Whew! That turned into a novel... EU experts please forgive my oversimplifications!

fun fact: The Council of Europe, European Council, and Council of the European Union are all DIFFERENT organizational bodies. This fact alone goes a long way to explaining why some Europeans are so skeptical about all this.
posted by Wretch729 at 2:16 PM on October 18, 2012


A bit more about Germany I forgot to include:

Germany's economy is the 4th or 5th biggest in the world (depending on if you count by nominal or PPP GDP) and also one of the healthiest right now, with solid growth in 2012. Consequently any EU bailout is going to be funded principally by Germany, and to a lesser extent France, and then all the rest of the EU members. The German government has the tought job of convincing voters that rather than spending the taxes resulting from their relatively good economic position on programs to benefit German workers in Germany, it should instead be used to bail out countries who ran up huge unsustainable debts. This is, understandbaly, a tough sell. It's further complicated by the fact that many of those debtor governments are in hock in large part to big German banks, meaning that SOME Germans especially the bankers, are actually pretty eager to ensure that bailouts happen, the alternative being huge debt defaults that crash the German banking sector.

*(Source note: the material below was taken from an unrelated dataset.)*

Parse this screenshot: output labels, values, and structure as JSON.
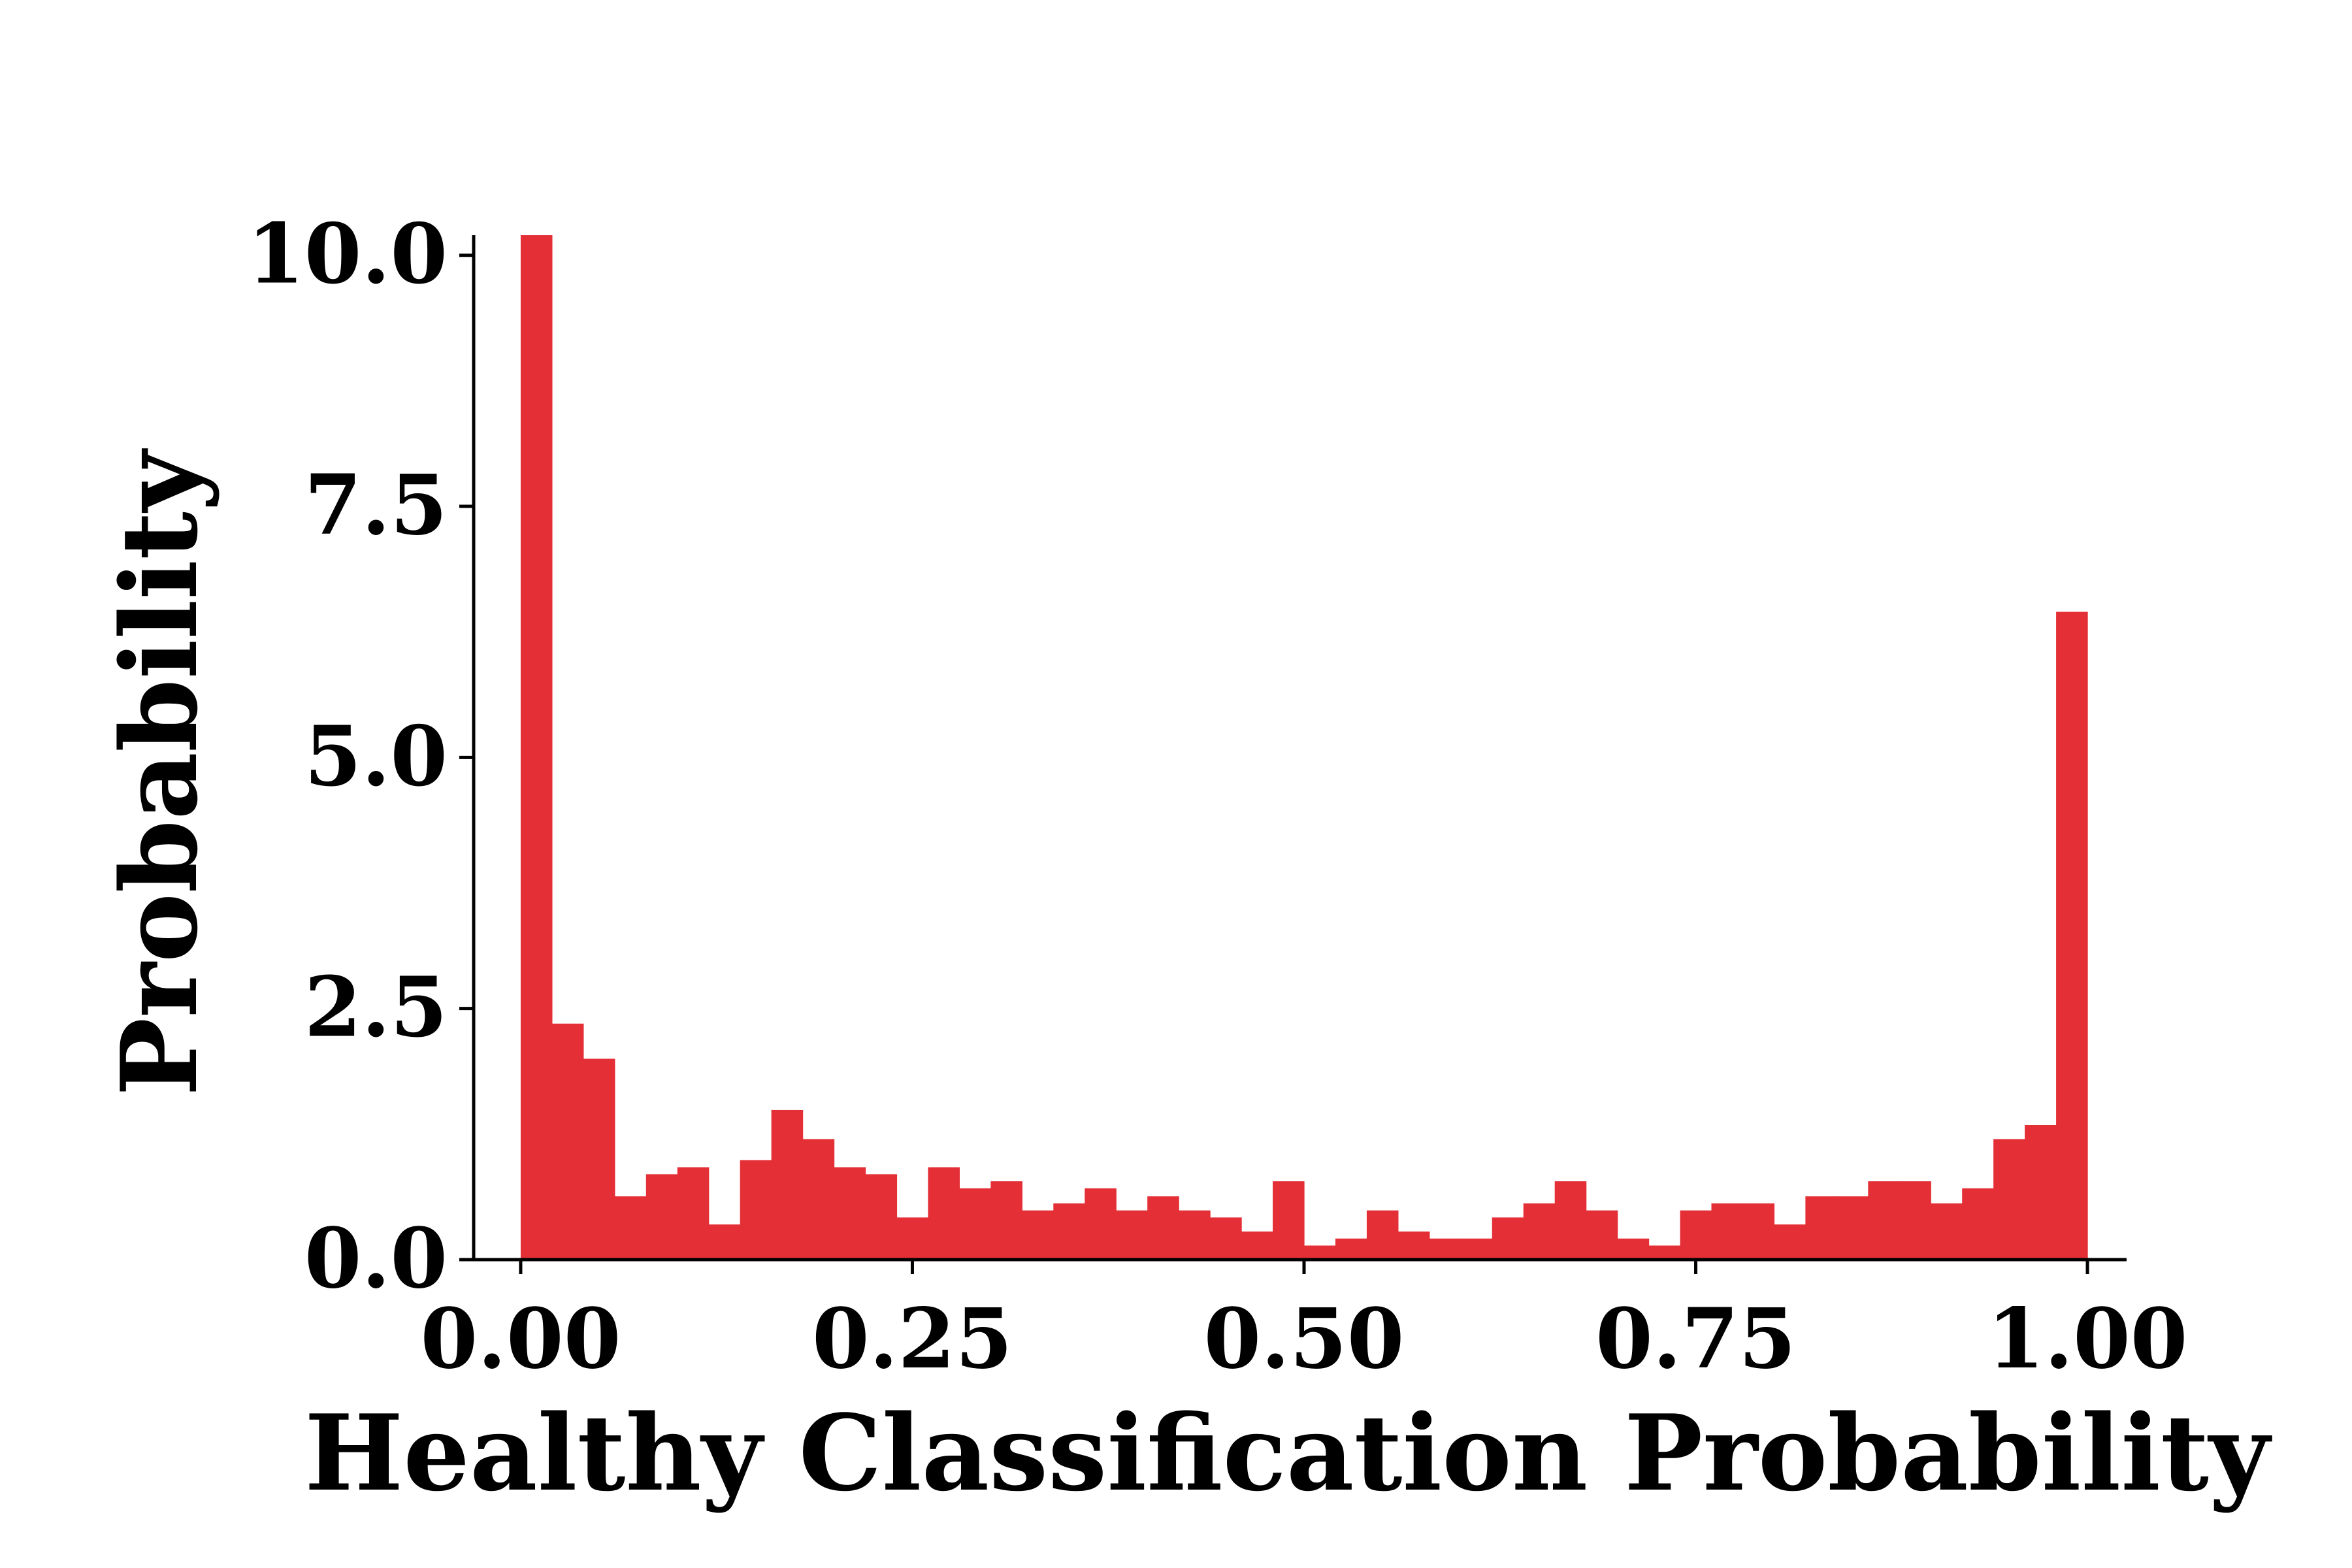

Another thing haunting Germany is how uncomfortable the rest of Europe gets any time Germany is seen as being in a position of power over the rest of the continent. This is the whole thing the EU is set up to avoid, yet now you see nationalists in the debtor countries muttering about Germany accomplishing by predatory lending what it never could by military force. The ghosts of the past never go away, and Europe has a lot of history.

In the same vein, one solution to debt is inflation: print more money! But that wouldn't be so good for relatively healthy economies like Germany's. In addition many Germans have an almost pathological fear of inflation, remembering back to the hyperinflation that destroyed the German economy following WWI, and are reluctant to try and pursue that as a strategy with the Euro. PlanetMoney did a good show about this.